# New Traynor acoustic amp?



## Merlin (Feb 23, 2009)

Looks rather like their take on a Fishman Loudbox Mini. It was sitting in the acoustic room at L&M Brampton, no price tag. It does have a sticker indicating it's a prototype.


----------



## Mooh (Mar 7, 2007)

Interesting. 

My older Traynor AM150 is on consignment at the local mom'n'pop, so I've been using a small Ibanez Troubadour or Yamaha Stagepas PA instead, for the desired weight relief. 

I generally like Traynor amps so thanks for the heads up.


----------



## Wardo (Feb 5, 2010)

Maybe they are moving toward a new line.

Looks like they discontinued the Acoustic Master Custom 225 which is too bad if they did.
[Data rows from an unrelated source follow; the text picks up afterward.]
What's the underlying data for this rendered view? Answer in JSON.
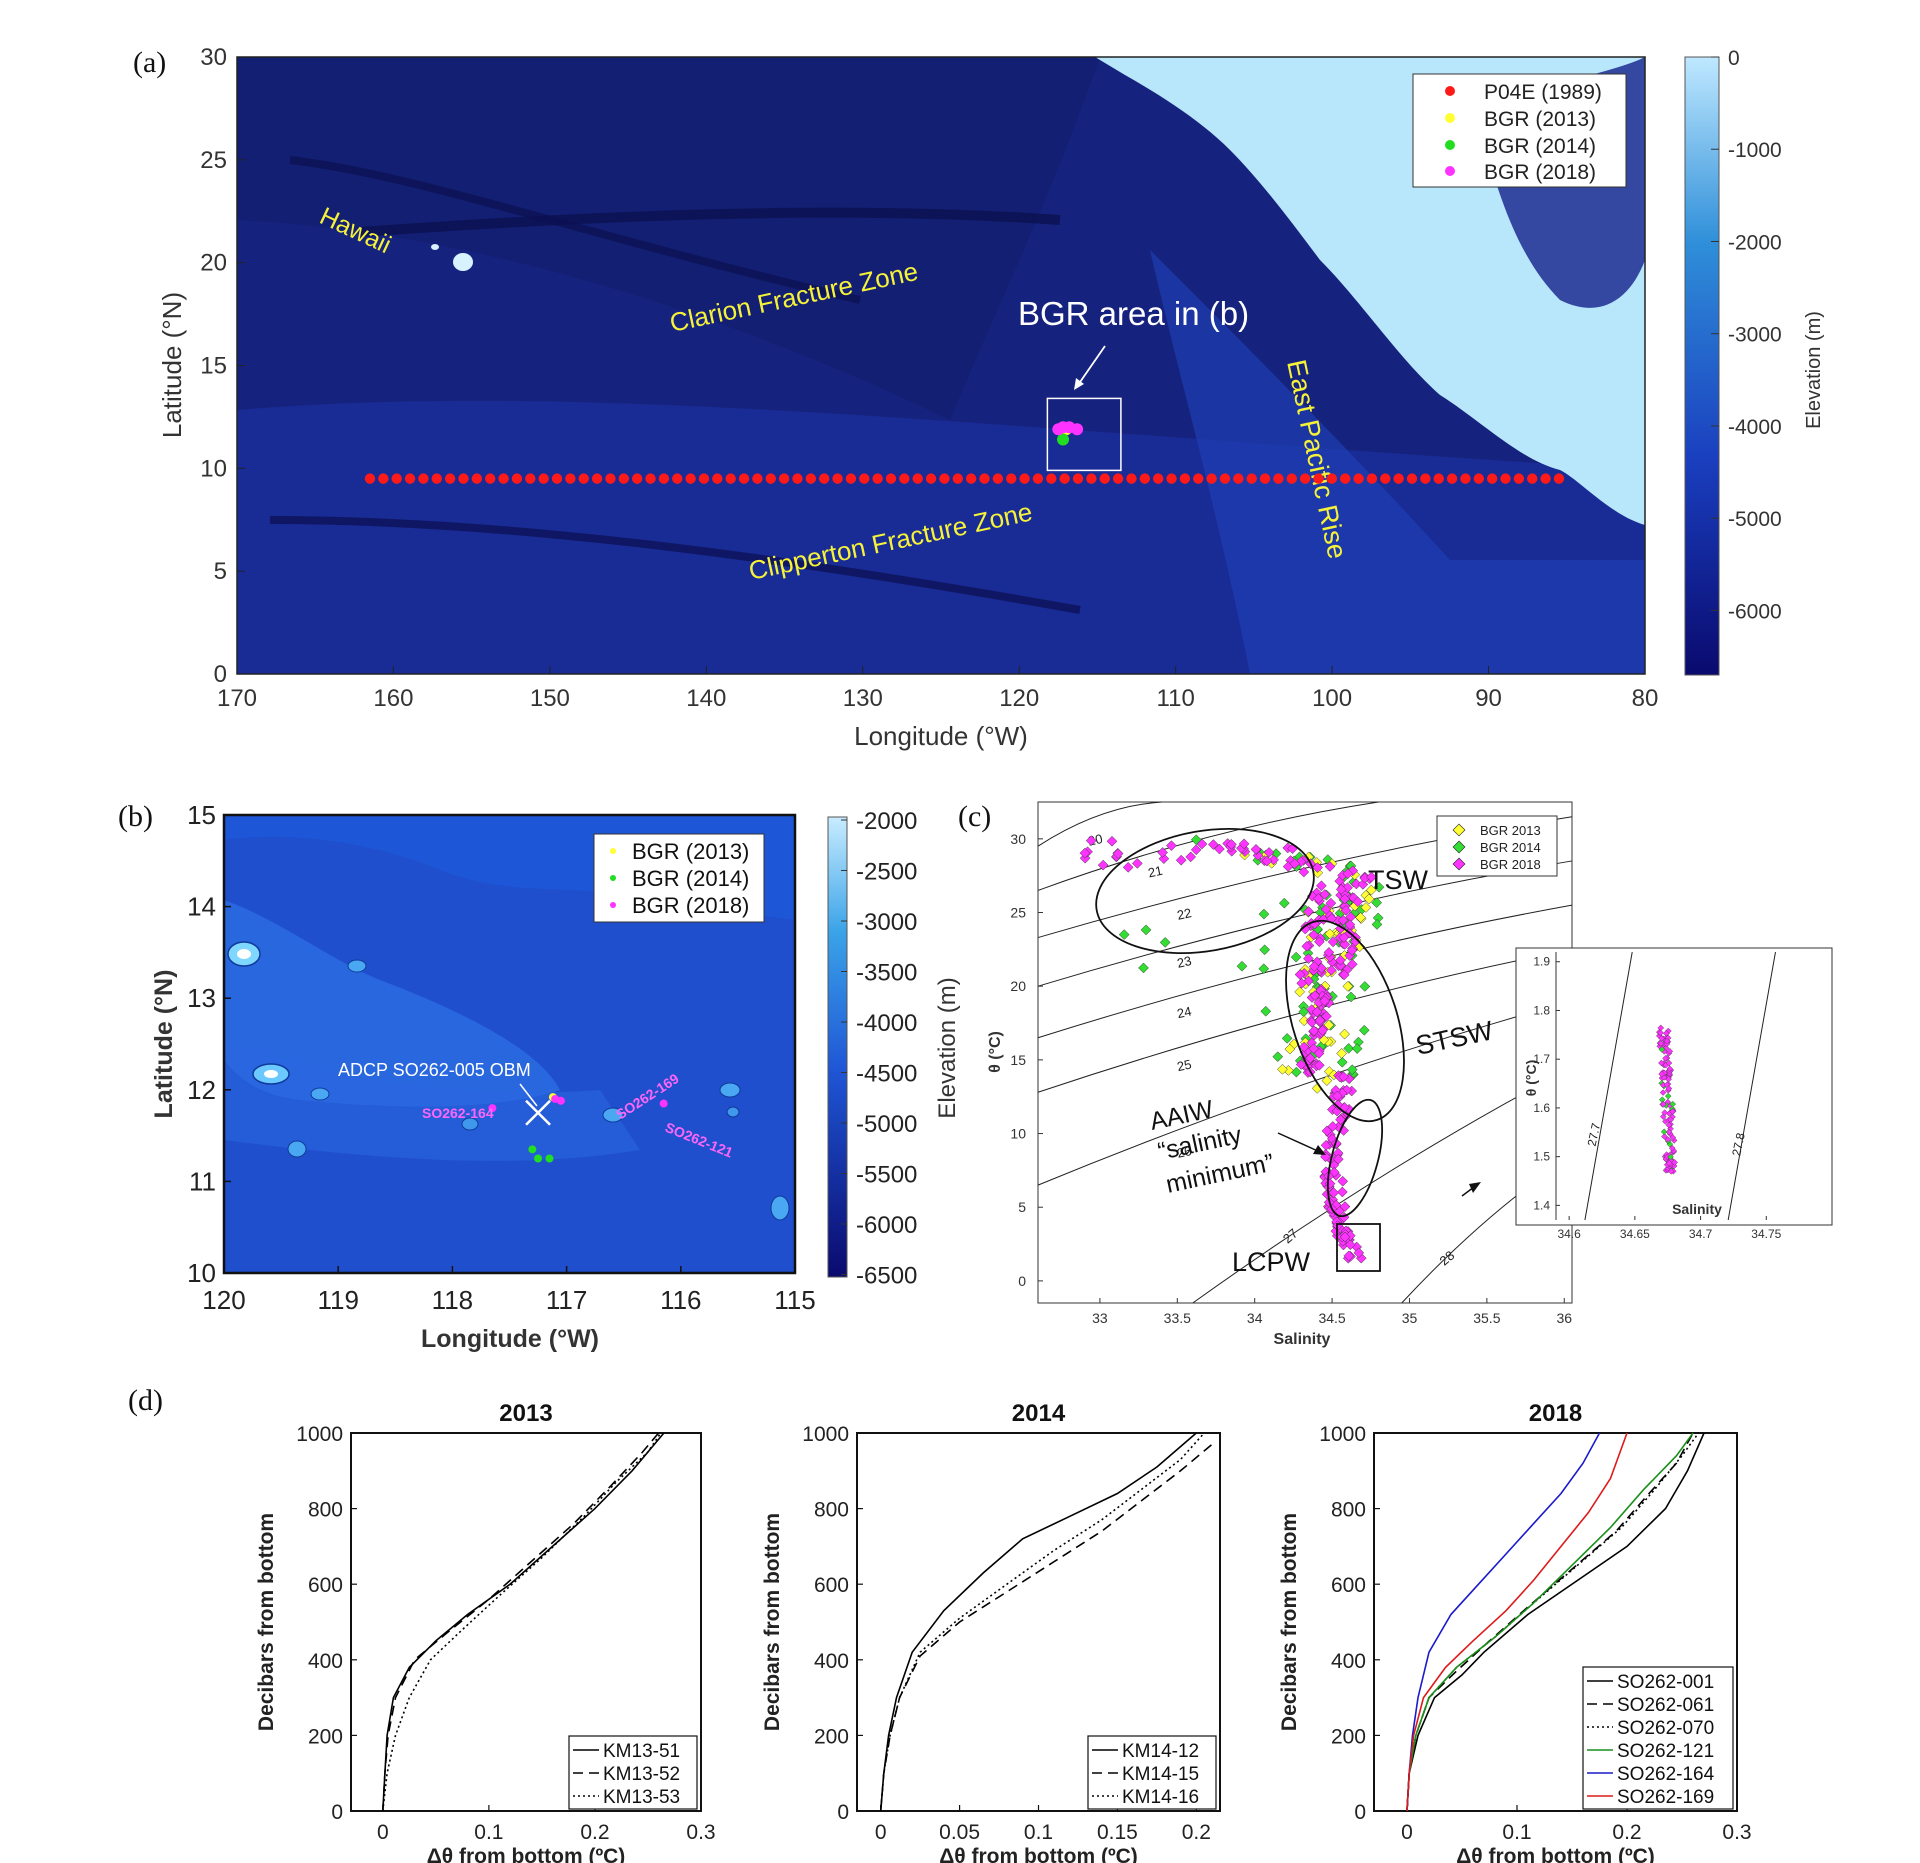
{
  "panels": {
    "a": "(a)",
    "b": "(b)",
    "c": "(c)",
    "d": "(d)"
  },
  "chart_data": [
    {
      "panel": "a",
      "type": "scatter",
      "map": true,
      "xlabel": "Longitude (°W)",
      "ylabel": "Latitude (°N)",
      "xlim": [
        170,
        80
      ],
      "ylim": [
        0,
        30
      ],
      "xticks": [
        170,
        160,
        150,
        140,
        130,
        120,
        110,
        100,
        90,
        80
      ],
      "yticks": [
        0,
        5,
        10,
        15,
        20,
        25,
        30
      ],
      "colorbar": {
        "label": "Elevation (m)",
        "ticks": [
          0,
          -1000,
          -2000,
          -3000,
          -4000,
          -5000,
          -6000
        ]
      },
      "annotations": [
        "Hawaii",
        "Clarion Fracture Zone",
        "BGR area in (b)",
        "East Pacific Rise",
        "Clipperton Fracture Zone"
      ],
      "series": [
        {
          "name": "P04E (1989)",
          "color": "#ff1a1a",
          "lon_range": [
            161.5,
            85.5
          ],
          "lat": 9.5,
          "count": 90
        },
        {
          "name": "BGR (2013)",
          "color": "#ffff33",
          "points": [
            [
              117.0,
              11.9
            ]
          ]
        },
        {
          "name": "BGR (2014)",
          "color": "#22dd22",
          "points": [
            [
              117.2,
              11.4
            ]
          ]
        },
        {
          "name": "BGR (2018)",
          "color": "#ff33ff",
          "points": [
            [
              117.5,
              11.9
            ],
            [
              117.2,
              12.0
            ],
            [
              116.8,
              12.0
            ],
            [
              116.3,
              11.9
            ]
          ]
        }
      ],
      "box": {
        "lon": [
          118.2,
          113.5
        ],
        "lat": [
          9.9,
          13.4
        ]
      }
    },
    {
      "panel": "b",
      "type": "scatter",
      "map": true,
      "xlabel": "Longitude (°W)",
      "ylabel": "Latitude (°N)",
      "xlim": [
        120,
        115
      ],
      "ylim": [
        10,
        15
      ],
      "xticks": [
        120,
        119,
        118,
        117,
        116,
        115
      ],
      "yticks": [
        10,
        11,
        12,
        13,
        14,
        15
      ],
      "colorbar": {
        "label": "Elevation (m)",
        "ticks": [
          -2000,
          -2500,
          -3000,
          -3500,
          -4000,
          -4500,
          -5000,
          -5500,
          -6000,
          -6500
        ]
      },
      "annotations": {
        "adcp": "ADCP SO262-005 OBM",
        "s164": "SO262-164",
        "s169": "SO262-169",
        "s121": "SO262-121"
      },
      "series": [
        {
          "name": "BGR (2013)",
          "color": "#ffff33",
          "points": [
            [
              117.12,
              11.92
            ]
          ]
        },
        {
          "name": "BGR (2014)",
          "color": "#22dd22",
          "points": [
            [
              117.3,
              11.35
            ],
            [
              117.25,
              11.25
            ],
            [
              117.15,
              11.25
            ]
          ]
        },
        {
          "name": "BGR (2018)",
          "color": "#ff33ff",
          "points": [
            [
              117.1,
              11.9
            ],
            [
              117.05,
              11.88
            ],
            [
              116.15,
              11.85
            ],
            [
              117.65,
              11.8
            ]
          ]
        }
      ],
      "adcp_position": [
        117.25,
        11.75
      ]
    },
    {
      "panel": "c",
      "type": "scatter",
      "xlabel": "Salinity",
      "ylabel": "θ (°C)",
      "xlim": [
        32.6,
        36.05
      ],
      "ylim": [
        -1.5,
        32.5
      ],
      "xticks": [
        33,
        33.5,
        34,
        34.5,
        35,
        35.5,
        36
      ],
      "yticks": [
        0,
        5,
        10,
        15,
        20,
        25,
        30
      ],
      "isopycnals": [
        20,
        21,
        22,
        23,
        24,
        25,
        26,
        27,
        28
      ],
      "water_masses": [
        "TSW",
        "STSW",
        "AAIW",
        "“salinity",
        "minimum”",
        "LCPW"
      ],
      "series": [
        {
          "name": "BGR 2013",
          "color": "#ffff33"
        },
        {
          "name": "BGR 2014",
          "color": "#33dd33"
        },
        {
          "name": "BGR 2018",
          "color": "#ff33ff"
        }
      ],
      "inset": {
        "xlabel": "Salinity",
        "ylabel": "θ (°C)",
        "xlim": [
          34.59,
          34.8
        ],
        "ylim": [
          1.37,
          1.92
        ],
        "xticks": [
          34.6,
          34.65,
          34.7,
          34.75
        ],
        "yticks": [
          1.4,
          1.5,
          1.6,
          1.7,
          1.8,
          1.9
        ],
        "isopycnals": [
          "27.7",
          "27.8"
        ]
      }
    },
    {
      "panel": "d",
      "type": "line",
      "title": "2013",
      "xlabel": "Δθ from bottom (ºC)",
      "ylabel": "Decibars from bottom",
      "xlim": [
        -0.03,
        0.3
      ],
      "ylim": [
        0,
        1000
      ],
      "xticks": [
        0,
        0.1,
        0.2,
        0.3
      ],
      "yticks": [
        0,
        200,
        400,
        600,
        800,
        1000
      ],
      "series": [
        {
          "name": "KM13-51",
          "style": "solid",
          "color": "#000000",
          "points": [
            [
              0,
              0
            ],
            [
              0.002,
              100
            ],
            [
              0.004,
              200
            ],
            [
              0.01,
              300
            ],
            [
              0.025,
              380
            ],
            [
              0.05,
              450
            ],
            [
              0.08,
              520
            ],
            [
              0.12,
              600
            ],
            [
              0.16,
              700
            ],
            [
              0.2,
              800
            ],
            [
              0.235,
              900
            ],
            [
              0.265,
              1000
            ]
          ]
        },
        {
          "name": "KM13-52",
          "style": "dashed",
          "color": "#000000",
          "points": [
            [
              0,
              0
            ],
            [
              0.002,
              100
            ],
            [
              0.005,
              200
            ],
            [
              0.012,
              300
            ],
            [
              0.03,
              400
            ],
            [
              0.06,
              470
            ],
            [
              0.1,
              560
            ],
            [
              0.14,
              660
            ],
            [
              0.18,
              760
            ],
            [
              0.215,
              860
            ],
            [
              0.245,
              950
            ],
            [
              0.26,
              1000
            ]
          ]
        },
        {
          "name": "KM13-53",
          "style": "dotted",
          "color": "#000000",
          "points": [
            [
              0,
              0
            ],
            [
              0.004,
              100
            ],
            [
              0.012,
              200
            ],
            [
              0.025,
              300
            ],
            [
              0.045,
              400
            ],
            [
              0.075,
              480
            ],
            [
              0.11,
              570
            ],
            [
              0.15,
              670
            ],
            [
              0.19,
              780
            ],
            [
              0.22,
              870
            ],
            [
              0.25,
              950
            ],
            [
              0.262,
              1000
            ]
          ]
        }
      ]
    },
    {
      "panel": "d",
      "type": "line",
      "title": "2014",
      "xlabel": "Δθ from bottom (ºC)",
      "ylabel": "Decibars from bottom",
      "xlim": [
        -0.015,
        0.215
      ],
      "ylim": [
        0,
        1000
      ],
      "xticks": [
        0,
        0.05,
        0.1,
        0.15,
        0.2
      ],
      "xticklabels": [
        "0",
        "0.05",
        "0.1",
        "0.15",
        "0.2"
      ],
      "yticks": [
        0,
        200,
        400,
        600,
        800,
        1000
      ],
      "series": [
        {
          "name": "KM14-12",
          "style": "solid",
          "color": "#000000",
          "points": [
            [
              0,
              0
            ],
            [
              0.002,
              100
            ],
            [
              0.005,
              200
            ],
            [
              0.01,
              300
            ],
            [
              0.02,
              420
            ],
            [
              0.04,
              530
            ],
            [
              0.065,
              630
            ],
            [
              0.09,
              720
            ],
            [
              0.12,
              780
            ],
            [
              0.15,
              840
            ],
            [
              0.175,
              910
            ],
            [
              0.2,
              1000
            ]
          ]
        },
        {
          "name": "KM14-15",
          "style": "dashed",
          "color": "#000000",
          "points": [
            [
              0,
              0
            ],
            [
              0.002,
              100
            ],
            [
              0.006,
              200
            ],
            [
              0.012,
              300
            ],
            [
              0.025,
              410
            ],
            [
              0.05,
              500
            ],
            [
              0.08,
              580
            ],
            [
              0.11,
              660
            ],
            [
              0.14,
              740
            ],
            [
              0.165,
              820
            ],
            [
              0.19,
              900
            ],
            [
              0.21,
              970
            ]
          ]
        },
        {
          "name": "KM14-16",
          "style": "dotted",
          "color": "#000000",
          "points": [
            [
              0,
              0
            ],
            [
              0.002,
              100
            ],
            [
              0.006,
              200
            ],
            [
              0.012,
              300
            ],
            [
              0.025,
              420
            ],
            [
              0.05,
              510
            ],
            [
              0.08,
              600
            ],
            [
              0.11,
              690
            ],
            [
              0.14,
              770
            ],
            [
              0.165,
              850
            ],
            [
              0.19,
              930
            ],
            [
              0.205,
              1000
            ]
          ]
        }
      ]
    },
    {
      "panel": "d",
      "type": "line",
      "title": "2018",
      "xlabel": "Δθ from bottom (ºC)",
      "ylabel": "Decibars from bottom",
      "xlim": [
        -0.03,
        0.3
      ],
      "ylim": [
        0,
        1000
      ],
      "xticks": [
        0,
        0.1,
        0.2,
        0.3
      ],
      "yticks": [
        0,
        200,
        400,
        600,
        800,
        1000
      ],
      "series": [
        {
          "name": "SO262-001",
          "style": "solid",
          "color": "#000000",
          "points": [
            [
              0,
              0
            ],
            [
              0.002,
              100
            ],
            [
              0.01,
              200
            ],
            [
              0.025,
              300
            ],
            [
              0.05,
              360
            ],
            [
              0.07,
              420
            ],
            [
              0.11,
              520
            ],
            [
              0.16,
              620
            ],
            [
              0.2,
              700
            ],
            [
              0.235,
              800
            ],
            [
              0.255,
              900
            ],
            [
              0.27,
              1000
            ]
          ]
        },
        {
          "name": "SO262-061",
          "style": "dashed",
          "color": "#000000",
          "points": [
            [
              0,
              0
            ],
            [
              0.002,
              100
            ],
            [
              0.008,
              200
            ],
            [
              0.02,
              300
            ],
            [
              0.045,
              370
            ],
            [
              0.075,
              450
            ],
            [
              0.11,
              540
            ],
            [
              0.15,
              640
            ],
            [
              0.19,
              740
            ],
            [
              0.22,
              840
            ],
            [
              0.245,
              920
            ],
            [
              0.26,
              1000
            ]
          ]
        },
        {
          "name": "SO262-070",
          "style": "dotted",
          "color": "#000000",
          "points": [
            [
              0,
              0
            ],
            [
              0.002,
              100
            ],
            [
              0.008,
              200
            ],
            [
              0.02,
              300
            ],
            [
              0.045,
              380
            ],
            [
              0.08,
              460
            ],
            [
              0.115,
              550
            ],
            [
              0.155,
              650
            ],
            [
              0.195,
              750
            ],
            [
              0.225,
              850
            ],
            [
              0.25,
              940
            ],
            [
              0.265,
              1000
            ]
          ]
        },
        {
          "name": "SO262-121",
          "style": "solid",
          "color": "#1a8f1a",
          "points": [
            [
              0,
              0
            ],
            [
              0.002,
              100
            ],
            [
              0.008,
              200
            ],
            [
              0.02,
              300
            ],
            [
              0.045,
              380
            ],
            [
              0.08,
              460
            ],
            [
              0.115,
              550
            ],
            [
              0.15,
              650
            ],
            [
              0.185,
              750
            ],
            [
              0.215,
              850
            ],
            [
              0.245,
              940
            ],
            [
              0.26,
              1000
            ]
          ]
        },
        {
          "name": "SO262-164",
          "style": "solid",
          "color": "#1a1acc",
          "points": [
            [
              0,
              0
            ],
            [
              0.002,
              100
            ],
            [
              0.005,
              200
            ],
            [
              0.01,
              300
            ],
            [
              0.02,
              420
            ],
            [
              0.04,
              520
            ],
            [
              0.065,
              600
            ],
            [
              0.09,
              680
            ],
            [
              0.115,
              760
            ],
            [
              0.14,
              840
            ],
            [
              0.16,
              920
            ],
            [
              0.175,
              1000
            ]
          ]
        },
        {
          "name": "SO262-169",
          "style": "solid",
          "color": "#dd1a1a",
          "points": [
            [
              0,
              0
            ],
            [
              0.002,
              100
            ],
            [
              0.006,
              200
            ],
            [
              0.015,
              300
            ],
            [
              0.035,
              380
            ],
            [
              0.06,
              450
            ],
            [
              0.09,
              530
            ],
            [
              0.115,
              610
            ],
            [
              0.14,
              700
            ],
            [
              0.165,
              790
            ],
            [
              0.185,
              880
            ],
            [
              0.2,
              1000
            ]
          ]
        }
      ]
    }
  ]
}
Says no longer available on L&M; glad I got one when I did.


----------



## jb welder (Sep 14, 2010)

Is this it?
Traynor Amps


----------



## sulphur (Jun 2, 2011)

$469 list @ L&M... Traynor - 65 Watt Acoustic Amp w/Effects

Not bad considering I spent a good bit more on that for a Roland a few years ago.
The Roland was a nice amp, but I just didn't use it enough and traded it off.

I like the look of that AM Mini.


----------